Segundo o CNN Money, o dinheiro aprovado no conjunto pelo Congresso, pelo Departamento do Tesouro e pelo Banco Central americano (Fed) soma a espantosa cifra de US$7,2 trilhões desde o começo da crise financeira.
Com o pacote da nova administração, o total de socorro pode chegar a US$8 trilhões.
Os diversos programas de ajuda atingem vários setores da economia: US$29 bilhões para o Bear Stearns, US$345 bilhões para o Citigroup, US$600 bilhões que o Banco Central americano colocou para garantir os depósitos de poupança nos bancos.
Além dos US$200 bilhões do governo para assumir os gigantes semiestatais do sistema hipotecário no início de setembro, Fannie Mãe e Freddie Mac, o Departamento do Tesouro e o Banco Central uniram esforços para colocar na AIG de seguros US$152,5 bilhões, mais US$325 bilhões no Citigroup e US$23,4 bilhões na indústria automobilística.
O Tesouro também aprovou no Congresso um plano de US$700 bilhões. Além do programa de garantias aos depósitos de poupança, houve o pacote de US$1,4 trilhão para o mercado de commercial paper; US$200 bilhões para um programa de empréstimos ao consumidor; outro de US$500 bilhões de hipotecas.
O aumento do déficit público e da dívida externa leva a que alguns analistas considerem que, a longo prazo, pode estar chegando o momento em que o dólar não será mais a única moeda de reserva do mundo, acontecendo o mesmo fenômeno que atingiu a libra inglesa.
Segundo o historiador Niall Ferguson, as grandes dívidas que a Inglaterra fez para financiar suas guerras pelo mundo, e a desaceleração do crescimento da economia nas décadas do pós-guerra, foram as razões para a mudança.
O processo da transição da hegemonia da Inglaterra para os Estados Unidos, porém, levou décadas, e o dólar continuou disputando o espaço com a libra por quase 60 anos.
E, no momento, não há nenhuma moeda que possa se contrapor ao dólar em termos internacionais, inclusive porque a Europa está em uma situação econômica tão difícil ou pior que os Estados Unidos, o que enfraquece o euro em relação ao dólar.
Apesar de ter sido o detonador da maior crise financeira das últimas sete décadas, os Estados Unidos continuam atraindo os investidores, e não há sinais de que a procura pelo bônus do governo americano, mesmo com o juros chegando a zero, esteja se enfraquecendo, o que dá um fôlego para o governo Obama.

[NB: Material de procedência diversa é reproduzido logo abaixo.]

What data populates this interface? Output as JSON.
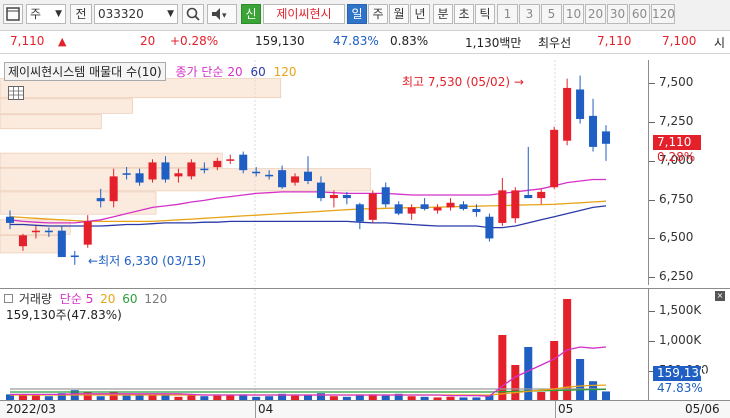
{
  "toolbar": {
    "square_icon": "square-icon",
    "period_select": "주",
    "prev_label": "전",
    "code_value": "033320",
    "search_icon": "magnifier-icon",
    "sound_icon": "speaker-icon",
    "new_badge": "신",
    "stock_name": "제이씨현시",
    "periods": [
      "일",
      "주",
      "월",
      "년",
      "분",
      "초",
      "틱"
    ],
    "active_period": "일",
    "intervals": [
      "1",
      "3",
      "5",
      "10",
      "20",
      "30",
      "60",
      "120"
    ]
  },
  "info": {
    "price": "7,110",
    "change_arrow": "▲",
    "change": "20",
    "change_pct": "+0.28%",
    "volume": "159,130",
    "vol_ratio": "47.83%",
    "turnover": "0.83%",
    "amount": "1,130백만",
    "best_bid_label": "최우선",
    "ask": "7,110",
    "bid": "7,100",
    "tail": "시"
  },
  "price_legend": {
    "title": "제이씨현시스템 매물대 수(10)",
    "ma_prefix": "종가 단순",
    "ma_periods": [
      "20",
      "60",
      "120"
    ],
    "ma_colors": [
      "#d431c8",
      "#2b3aa8",
      "#e8a418"
    ]
  },
  "annotations": {
    "high": "최고 7,530 (05/02)",
    "low": "최저 6,330 (03/15)"
  },
  "price_axis": {
    "ticks": [
      "7,500",
      "7,250",
      "7,000",
      "6,750",
      "6,500",
      "6,250"
    ],
    "current_tag": "7,110",
    "current_pct": "0.28%"
  },
  "volume_legend": {
    "name": "거래량",
    "ma_prefix": "단순",
    "ma_periods": [
      "5",
      "20",
      "60",
      "120"
    ],
    "ma_colors": [
      "#d431c8",
      "#e8a418",
      "#2e9e3a",
      "#7a7a7a"
    ],
    "value_line": "159,130주(47.83%)"
  },
  "volume_axis": {
    "ticks": [
      "1,500K",
      "1,000K",
      "500,000"
    ],
    "current_tag": "159,130",
    "current_pct": "47.83%"
  },
  "date_axis": {
    "labels": [
      "2022/03",
      "04",
      "05",
      "05/06"
    ]
  },
  "chart_data": {
    "type": "candlestick",
    "price_range": [
      6200,
      7650
    ],
    "volume_range": [
      0,
      1800000
    ],
    "candles": [
      {
        "o": 6640,
        "h": 6680,
        "l": 6560,
        "c": 6600,
        "v": 110000
      },
      {
        "o": 6450,
        "h": 6530,
        "l": 6420,
        "c": 6520,
        "v": 100000
      },
      {
        "o": 6540,
        "h": 6580,
        "l": 6500,
        "c": 6550,
        "v": 90000
      },
      {
        "o": 6550,
        "h": 6570,
        "l": 6510,
        "c": 6540,
        "v": 80000
      },
      {
        "o": 6550,
        "h": 6580,
        "l": 6420,
        "c": 6380,
        "v": 130000
      },
      {
        "o": 6390,
        "h": 6420,
        "l": 6330,
        "c": 6380,
        "v": 180000
      },
      {
        "o": 6460,
        "h": 6650,
        "l": 6440,
        "c": 6610,
        "v": 150000
      },
      {
        "o": 6760,
        "h": 6820,
        "l": 6700,
        "c": 6740,
        "v": 80000
      },
      {
        "o": 6740,
        "h": 6950,
        "l": 6700,
        "c": 6900,
        "v": 160000
      },
      {
        "o": 6920,
        "h": 6960,
        "l": 6880,
        "c": 6910,
        "v": 90000
      },
      {
        "o": 6920,
        "h": 6950,
        "l": 6840,
        "c": 6860,
        "v": 100000
      },
      {
        "o": 6880,
        "h": 7010,
        "l": 6860,
        "c": 6990,
        "v": 120000
      },
      {
        "o": 6990,
        "h": 7030,
        "l": 6860,
        "c": 6880,
        "v": 110000
      },
      {
        "o": 6900,
        "h": 6950,
        "l": 6860,
        "c": 6920,
        "v": 70000
      },
      {
        "o": 6900,
        "h": 7010,
        "l": 6880,
        "c": 6990,
        "v": 100000
      },
      {
        "o": 6950,
        "h": 6990,
        "l": 6920,
        "c": 6940,
        "v": 80000
      },
      {
        "o": 6960,
        "h": 7020,
        "l": 6940,
        "c": 7000,
        "v": 90000
      },
      {
        "o": 7000,
        "h": 7040,
        "l": 6980,
        "c": 7010,
        "v": 100000
      },
      {
        "o": 7040,
        "h": 7060,
        "l": 6920,
        "c": 6940,
        "v": 110000
      },
      {
        "o": 6930,
        "h": 6960,
        "l": 6900,
        "c": 6920,
        "v": 70000
      },
      {
        "o": 6910,
        "h": 6940,
        "l": 6880,
        "c": 6900,
        "v": 80000
      },
      {
        "o": 6940,
        "h": 6970,
        "l": 6820,
        "c": 6830,
        "v": 120000
      },
      {
        "o": 6860,
        "h": 6920,
        "l": 6840,
        "c": 6900,
        "v": 90000
      },
      {
        "o": 6930,
        "h": 7030,
        "l": 6850,
        "c": 6870,
        "v": 100000
      },
      {
        "o": 6860,
        "h": 6900,
        "l": 6740,
        "c": 6760,
        "v": 130000
      },
      {
        "o": 6760,
        "h": 6810,
        "l": 6700,
        "c": 6780,
        "v": 80000
      },
      {
        "o": 6780,
        "h": 6800,
        "l": 6720,
        "c": 6760,
        "v": 70000
      },
      {
        "o": 6720,
        "h": 6730,
        "l": 6560,
        "c": 6610,
        "v": 100000
      },
      {
        "o": 6620,
        "h": 6810,
        "l": 6600,
        "c": 6790,
        "v": 110000
      },
      {
        "o": 6830,
        "h": 6860,
        "l": 6700,
        "c": 6720,
        "v": 90000
      },
      {
        "o": 6720,
        "h": 6740,
        "l": 6650,
        "c": 6660,
        "v": 120000
      },
      {
        "o": 6660,
        "h": 6720,
        "l": 6620,
        "c": 6700,
        "v": 80000
      },
      {
        "o": 6720,
        "h": 6760,
        "l": 6680,
        "c": 6690,
        "v": 70000
      },
      {
        "o": 6680,
        "h": 6720,
        "l": 6660,
        "c": 6700,
        "v": 60000
      },
      {
        "o": 6700,
        "h": 6760,
        "l": 6680,
        "c": 6730,
        "v": 70000
      },
      {
        "o": 6720,
        "h": 6740,
        "l": 6680,
        "c": 6690,
        "v": 60000
      },
      {
        "o": 6690,
        "h": 6720,
        "l": 6640,
        "c": 6670,
        "v": 60000
      },
      {
        "o": 6640,
        "h": 6660,
        "l": 6480,
        "c": 6500,
        "v": 100000
      },
      {
        "o": 6600,
        "h": 6890,
        "l": 6580,
        "c": 6810,
        "v": 1100000
      },
      {
        "o": 6630,
        "h": 6830,
        "l": 6600,
        "c": 6810,
        "v": 600000
      },
      {
        "o": 6780,
        "h": 7090,
        "l": 6760,
        "c": 6760,
        "v": 900000
      },
      {
        "o": 6760,
        "h": 6820,
        "l": 6720,
        "c": 6800,
        "v": 150000
      },
      {
        "o": 6830,
        "h": 7220,
        "l": 6820,
        "c": 7200,
        "v": 1000000
      },
      {
        "o": 7130,
        "h": 7530,
        "l": 7100,
        "c": 7470,
        "v": 1700000
      },
      {
        "o": 7460,
        "h": 7550,
        "l": 7240,
        "c": 7270,
        "v": 700000
      },
      {
        "o": 7290,
        "h": 7400,
        "l": 7060,
        "c": 7090,
        "v": 330000
      },
      {
        "o": 7190,
        "h": 7230,
        "l": 7000,
        "c": 7110,
        "v": 159130
      }
    ],
    "ma20_price": [
      6620,
      6610,
      6605,
      6600,
      6600,
      6600,
      6610,
      6620,
      6640,
      6660,
      6680,
      6700,
      6710,
      6720,
      6735,
      6745,
      6760,
      6770,
      6780,
      6790,
      6795,
      6800,
      6800,
      6800,
      6800,
      6795,
      6790,
      6790,
      6790,
      6790,
      6785,
      6780,
      6780,
      6780,
      6780,
      6780,
      6780,
      6780,
      6790,
      6800,
      6810,
      6820,
      6840,
      6860,
      6870,
      6880,
      6880
    ],
    "ma60_price": [
      6590,
      6590,
      6585,
      6580,
      6580,
      6580,
      6580,
      6580,
      6585,
      6590,
      6590,
      6595,
      6600,
      6600,
      6600,
      6605,
      6605,
      6610,
      6610,
      6610,
      6610,
      6610,
      6610,
      6610,
      6610,
      6610,
      6610,
      6605,
      6600,
      6600,
      6595,
      6590,
      6585,
      6580,
      6580,
      6580,
      6580,
      6570,
      6570,
      6580,
      6600,
      6620,
      6640,
      6660,
      6680,
      6700,
      6710
    ],
    "ma120_price": [
      6640,
      6635,
      6630,
      6625,
      6620,
      6615,
      6610,
      6610,
      6610,
      6610,
      6610,
      6610,
      6615,
      6620,
      6625,
      6630,
      6635,
      6640,
      6645,
      6650,
      6655,
      6660,
      6665,
      6670,
      6675,
      6680,
      6685,
      6690,
      6692,
      6694,
      6696,
      6698,
      6700,
      6702,
      6704,
      6706,
      6708,
      6710,
      6712,
      6714,
      6716,
      6718,
      6720,
      6725,
      6730,
      6735,
      6740
    ],
    "vol_ma5": [
      110000,
      110000,
      110000,
      110000,
      110000,
      120000,
      120000,
      120000,
      120000,
      120000,
      120000,
      120000,
      120000,
      120000,
      110000,
      100000,
      100000,
      100000,
      100000,
      100000,
      100000,
      100000,
      100000,
      100000,
      100000,
      100000,
      100000,
      100000,
      100000,
      100000,
      100000,
      100000,
      100000,
      100000,
      90000,
      90000,
      90000,
      80000,
      250000,
      400000,
      500000,
      600000,
      700000,
      850000,
      900000,
      880000,
      900000
    ],
    "vol_ma20": [
      100000,
      100000,
      100000,
      100000,
      100000,
      100000,
      100000,
      100000,
      100000,
      100000,
      100000,
      100000,
      100000,
      100000,
      100000,
      100000,
      100000,
      100000,
      100000,
      100000,
      100000,
      100000,
      100000,
      100000,
      100000,
      100000,
      100000,
      100000,
      100000,
      100000,
      100000,
      100000,
      100000,
      100000,
      100000,
      100000,
      100000,
      100000,
      120000,
      140000,
      160000,
      180000,
      200000,
      230000,
      250000,
      260000,
      265000
    ],
    "vol_ma60": [
      150000,
      150000,
      150000,
      150000,
      150000,
      150000,
      150000,
      150000,
      150000,
      150000,
      150000,
      150000,
      150000,
      150000,
      150000,
      150000,
      150000,
      150000,
      150000,
      150000,
      150000,
      150000,
      150000,
      150000,
      150000,
      150000,
      150000,
      150000,
      150000,
      150000,
      150000,
      150000,
      150000,
      150000,
      150000,
      150000,
      150000,
      150000,
      155000,
      160000,
      165000,
      170000,
      175000,
      180000,
      185000,
      190000,
      195000
    ],
    "vol_ma120": [
      200000,
      200000,
      200000,
      200000,
      200000,
      200000,
      200000,
      200000,
      200000,
      200000,
      200000,
      200000,
      200000,
      200000,
      200000,
      200000,
      200000,
      200000,
      200000,
      200000,
      200000,
      200000,
      200000,
      200000,
      200000,
      200000,
      200000,
      200000,
      200000,
      200000,
      200000,
      200000,
      200000,
      200000,
      200000,
      200000,
      200000,
      200000,
      200000,
      200000,
      200000,
      200000,
      200000,
      200000,
      200000,
      200000,
      200000
    ],
    "volume_profile": [
      {
        "from": 7400,
        "to": 7530,
        "weight": 0.72
      },
      {
        "from": 7300,
        "to": 7400,
        "weight": 0.34
      },
      {
        "from": 7200,
        "to": 7300,
        "weight": 0.26
      },
      {
        "from": 6950,
        "to": 7050,
        "weight": 0.57
      },
      {
        "from": 6800,
        "to": 6950,
        "weight": 0.95
      },
      {
        "from": 6650,
        "to": 6800,
        "weight": 0.4
      },
      {
        "from": 6520,
        "to": 6620,
        "weight": 0.18
      },
      {
        "from": 6400,
        "to": 6520,
        "weight": 0.16
      }
    ],
    "colors": {
      "up": "#e4212b",
      "down": "#1f5fc4"
    }
  }
}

Mas, como as expectativas que ele está gerando desde que foi eleito são muito grandes, e ele sabe que não poderá preenchê-las integralmente, Obama está fazendo um movimento político que pode atrasar a aprovação do seu plano, mas pode dar-lhe o apoio consensual de que precisa para levar adiante os primeiros dois anos de seu governo sem uma oposição ferrenha por parte dos republicanos.
Mesmo com 59 das 100 cadeiras do Senado de posse dos democratas, o que praticamente garante a aprovação de qualquer futuro plano, Obama está decidido a obter o apoio de pelo menos 80% do Senado, o que significa dizer que quer o apoio de pelo menos 20 senadores republicanos.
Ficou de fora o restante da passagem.